In the end, there are no answers, and what answers could there be? What if tomorrow, Farquharson confessed it all from his cell? Or was operated on for a brain tumour and discovered to have undiagnosed propensity to seizure and small blackout? What if an angel appeared in the skies and told us that the record of his soul told us he was innocent? Nothing can undo the event at the heart of the book, and on the surface, that is one thing that the book — utterly compelling, arresting in a way that takes it far beyond the guilty, charged voyeurism of most true crime reading — is dealing with. In a manner that Garner has done in Cosmo Cosmolino and The Spare Room, a central dilemma is being staged — that of boomers whose transition to adulthood exactly matched the cultural revolution of the 1960s and ’70s, and who have come out the other side of it with a failed humanism and an unassuaged search for Meaning. Ostensibly, it is about evil, what it might be, whether Farquharson was possessed of it.

Through the whole story, centred around the first trial and the court itself — the house of grief — Garner holds onto a belief in the possibility of Farquharson’s innocence long after most of the people around her, which functions as the book’s drag line. Every moment is shot through with redemption and the hope for it and much of the action has more in common with Christian mediaeval allegory than anything resembling drama. Garner and a precocious 16-year-old daughter of a friend accompanying her take coffee at the van outside the court, and during this communion the spirits come — lawyers mainly, people she knew in Carlton when they were ratbags, now respectable, prospering or declining, with the practice, the McMansion and the house in Lorne, or going out backwards, smoking themselves to a heart attack. They offer temptations: insights into the fact that the law is not a place where an accounting of events will happen, not because it is corrupt or imperfect, but it is not that sort of thing at all, that much of what Garner is coming to this trial for is a sort of category error about what’s going on.
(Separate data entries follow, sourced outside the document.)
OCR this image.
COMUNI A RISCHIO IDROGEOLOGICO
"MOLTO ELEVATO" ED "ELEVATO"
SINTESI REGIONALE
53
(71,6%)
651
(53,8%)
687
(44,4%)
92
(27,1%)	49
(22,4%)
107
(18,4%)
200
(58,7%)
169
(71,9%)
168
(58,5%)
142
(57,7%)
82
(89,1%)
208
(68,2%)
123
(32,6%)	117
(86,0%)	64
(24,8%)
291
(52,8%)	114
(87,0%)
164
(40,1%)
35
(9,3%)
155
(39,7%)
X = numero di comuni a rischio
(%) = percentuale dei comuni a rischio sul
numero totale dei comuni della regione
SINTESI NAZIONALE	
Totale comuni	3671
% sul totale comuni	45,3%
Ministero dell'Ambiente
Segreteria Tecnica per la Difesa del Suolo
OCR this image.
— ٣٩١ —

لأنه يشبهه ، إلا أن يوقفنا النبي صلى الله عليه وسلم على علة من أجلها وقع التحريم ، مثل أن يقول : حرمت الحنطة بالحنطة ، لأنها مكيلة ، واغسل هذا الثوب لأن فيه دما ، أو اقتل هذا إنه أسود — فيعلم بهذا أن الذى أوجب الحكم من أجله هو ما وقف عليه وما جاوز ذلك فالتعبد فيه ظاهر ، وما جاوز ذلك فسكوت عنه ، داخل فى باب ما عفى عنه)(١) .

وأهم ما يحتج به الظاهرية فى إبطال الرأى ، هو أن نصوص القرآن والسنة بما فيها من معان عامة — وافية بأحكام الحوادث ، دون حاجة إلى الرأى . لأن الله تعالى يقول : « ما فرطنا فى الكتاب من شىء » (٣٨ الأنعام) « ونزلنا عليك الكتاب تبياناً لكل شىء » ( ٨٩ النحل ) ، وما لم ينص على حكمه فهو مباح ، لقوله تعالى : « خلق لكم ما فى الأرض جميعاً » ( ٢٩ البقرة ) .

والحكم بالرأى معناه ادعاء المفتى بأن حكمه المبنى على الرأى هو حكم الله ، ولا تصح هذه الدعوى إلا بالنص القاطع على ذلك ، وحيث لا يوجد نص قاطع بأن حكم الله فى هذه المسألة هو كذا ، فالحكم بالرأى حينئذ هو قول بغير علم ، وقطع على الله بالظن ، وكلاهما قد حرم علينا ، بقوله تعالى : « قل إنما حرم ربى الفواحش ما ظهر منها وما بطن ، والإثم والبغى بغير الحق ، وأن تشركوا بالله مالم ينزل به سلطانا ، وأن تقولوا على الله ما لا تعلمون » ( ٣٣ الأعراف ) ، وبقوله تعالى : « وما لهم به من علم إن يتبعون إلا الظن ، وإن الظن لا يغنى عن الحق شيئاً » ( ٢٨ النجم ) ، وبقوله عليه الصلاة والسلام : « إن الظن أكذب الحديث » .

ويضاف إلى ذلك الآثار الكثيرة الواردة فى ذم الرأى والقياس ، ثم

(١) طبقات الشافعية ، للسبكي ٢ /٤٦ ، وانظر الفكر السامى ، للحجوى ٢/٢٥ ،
Her companion is the affectless millennial voice, deprived or undburdened of a boomer’s transitional desires for depth, depth of any sort, in life, observing that Farquharson seems simply guilty from the start, his defence flimsy and desperate. Farquharson’s sisters drift in and out, not so much convinced of his innocence as simply assuming it because of siding with him. They’re happy with a defence cross-examination that Garner feels achieved little because “our expert said the other guy was wrong”.